This is a fun activity you can do with students to practise describing photographs using speculative language. The activity could be used simply as general speaking practice or to help students prepare for Cambridge speaking exams. Students look at a photo and answer questions using language of speculation. All the photos are of me (Please don’t laugh) but feel free to replace them with your own photos to make it more personal.
I have also included a written task sample courtesy of one of my younger learners to show you how they handled the task and a recording of a description of Image 1, courtesy of my lovely friend Adam. Feel free to use it to model the task to your students or turn it into a listening task 😉
Time: 35 minutes
- To describe a photo using the questions provided
- To make predictions about the photo
- To practise using speculative and deductive language
- Before you start the activity ask students to give you some examples of language of speculation e.g I suppose…, I expect…, It is possible…, It is probable that…, I can’t see… etc.

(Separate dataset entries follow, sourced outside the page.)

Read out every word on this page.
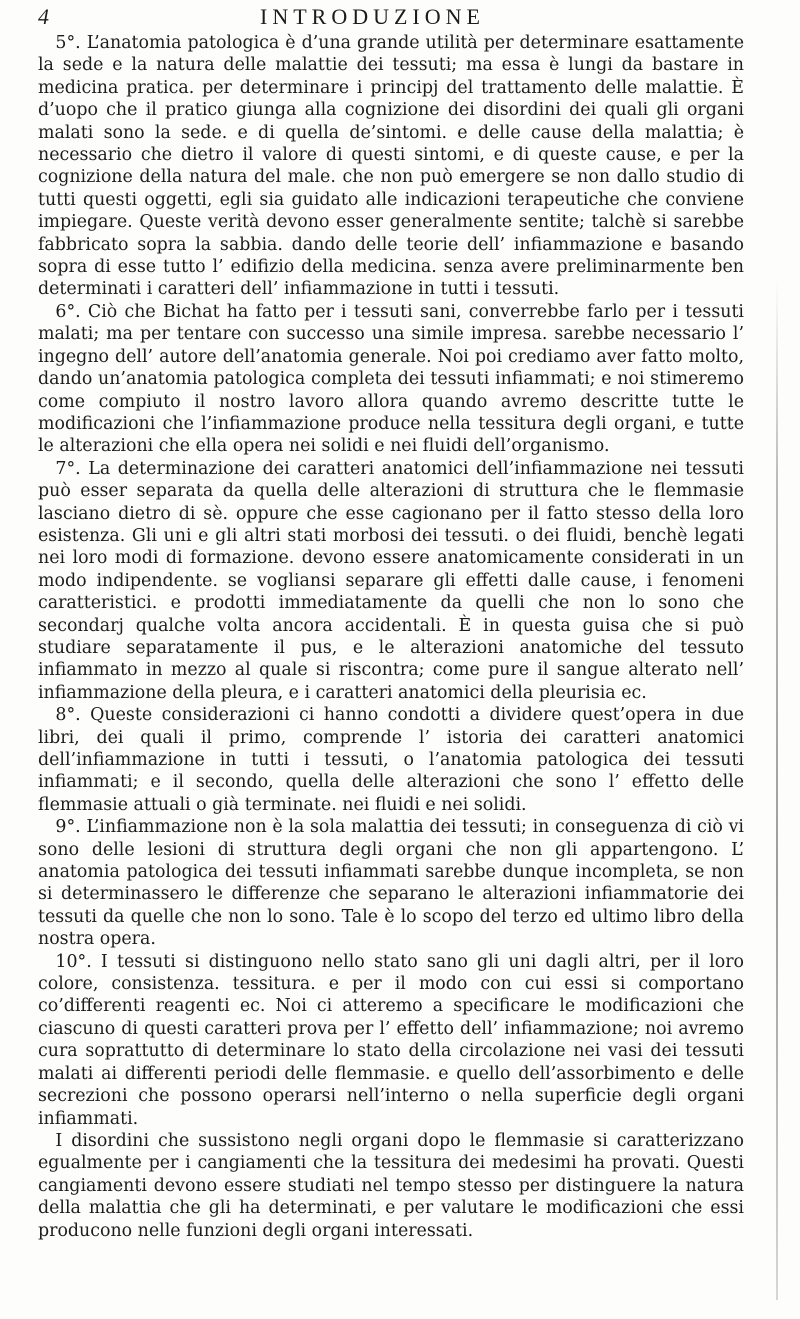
4	INTRODUZIONE

 5°. L’anatomia patologica è d’una grande utilità per determinare esattamente la sede e la natura delle malattie dei tessuti; ma essa è lungi da bastare in medicina pratica. per determinare i principj del trattamento delle malattie. È d’uopo che il pratico giunga alla cognizione dei disordini dei quali gli organi malati sono la sede. e di quella de’sintomi. e delle cause della malattia; è necessario che dietro il valore di questi sintomi, e di queste cause, e per la cognizione della natura del male. che non può emergere se non dallo studio di tutti questi oggetti, egli sia guidato alle indicazioni terapeutiche che conviene impiegare. Queste verità devono esser generalmente sentite; talchè si sarebbe fabbricato sopra la sabbia. dando delle teorie dell’ infiammazione e basando sopra di esse tutto l’ edifizio della medicina. senza avere preliminarmente ben determinati i caratteri dell’ infiammazione in tutti i tessuti.

 6°. Ciò che Bichat ha fatto per i tessuti sani, converrebbe farlo per i tessuti malati; ma per tentare con successo una simile impresa. sarebbe necessario l’ ingegno dell’ autore dell’anatomia generale. Noi poi crediamo aver fatto molto, dando un’anatomia patologica completa dei tessuti infiammati; e noi stimeremo come compiuto il nostro lavoro allora quando avremo descritte tutte le modificazioni che l’infiammazione produce nella tessitura degli organi, e tutte le alterazioni che ella opera nei solidi e nei fluidi dell’organismo.

 7°. La determinazione dei caratteri anatomici dell’infiammazione nei tessuti può esser separata da quella delle alterazioni di struttura che le flemmasie lasciano dietro di sè. oppure che esse cagionano per il fatto stesso della loro esistenza. Gli uni e gli altri stati morbosi dei tessuti. o dei fluidi, benchè legati nei loro modi di formazione. devono essere anatomicamente considerati in un modo indipendente. se vogliansi separare gli effetti dalle cause, i fenomeni caratteristici. e prodotti immediatamente da quelli che non lo sono che secondarj qualche volta ancora accidentali. È in questa guisa che si può studiare separatamente il pus, e le alterazioni anatomiche del tessuto infiammato in mezzo al quale si riscontra; come pure il sangue alterato nell’ infiammazione della pleura, e i caratteri anatomici della pleurisia ec.

 8°. Queste considerazioni ci hanno condotti a dividere quest’opera in due libri, dei quali il primo, comprende l’ istoria dei caratteri anatomici dell’infiammazione in tutti i tessuti, o l’anatomia patologica dei tessuti infiammati; e il secondo, quella delle alterazioni che sono l’ effetto delle flemmasie attuali o già terminate. nei fluidi e nei solidi.

 9°. L’infiammazione non è la sola malattia dei tessuti; in conseguenza di ciò vi sono delle lesioni di struttura degli organi che non gli appartengono. L’ anatomia patologica dei tessuti infiammati sarebbe dunque incompleta, se non si determinassero le differenze che separano le alterazioni infiammatorie dei tessuti da quelle che non lo sono. Tale è lo scopo del terzo ed ultimo libro della nostra opera.

 10°. I tessuti si distinguono nello stato sano gli uni dagli altri, per il loro colore, consistenza. tessitura. e per il modo con cui essi si comportano co’differenti reagenti ec. Noi ci atteremo a specificare le modificazioni che ciascuno di questi caratteri prova per l’ effetto dell’ infiammazione; noi avremo cura soprattutto di determinare lo stato della circolazione nei vasi dei tessuti malati ai differenti periodi delle flemmasie. e quello dell’assorbimento e delle secrezioni che possono operarsi nell’interno o nella superficie degli organi infiammati.

 I disordini che sussistono negli organi dopo le flemmasie si caratterizzano egualmente per i cangiamenti che la tessitura dei medesimi ha provati. Questi cangiamenti devono essere studiati nel tempo stesso per distinguere la natura della malattia che gli ha determinati, e per valutare le modificazioni che essi producono nelle funzioni degli organi interessati.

- Display one of the images on the screen ( I have prepared 5 photos of myself that you are free to use but you could use your own photos too) if you are teaching online.
- Put students in pairs or small groups and ask them to describe the photos to each other using the questions provided (ask students to answer ALL the questions AND in order) using speculative language displayed next to the photos. Monitor and offer help whenever necessary.
- Next, still in the same groups, ask students to try and agree on the answers especially when the more speculative questions are concerned. Once they have come up with one version per group/per pair, ask them to choose a spokesperson who is going to present their answers to the rest of the class.
- When all the groups or pairs have finished presenting their versions, you can give them the REAL story behind the image. BOOM. Of course you can skip this stage if you are using my photos. This is actually the most enjoyable part of the activity as students get to see if their predictions about the snippets from my/your/their life are accurate or not. So often we ask students to describe random images that are completely irrelevant to their lives instead of using our own images which makes it so much more exciting.
- The group with the highest number of correct answers wins. I deliberately choose photos with interesting background stories.
- You can continue the activity with my photos or ask students to use their own images. Make sure students are still using speculative language throughout the activity.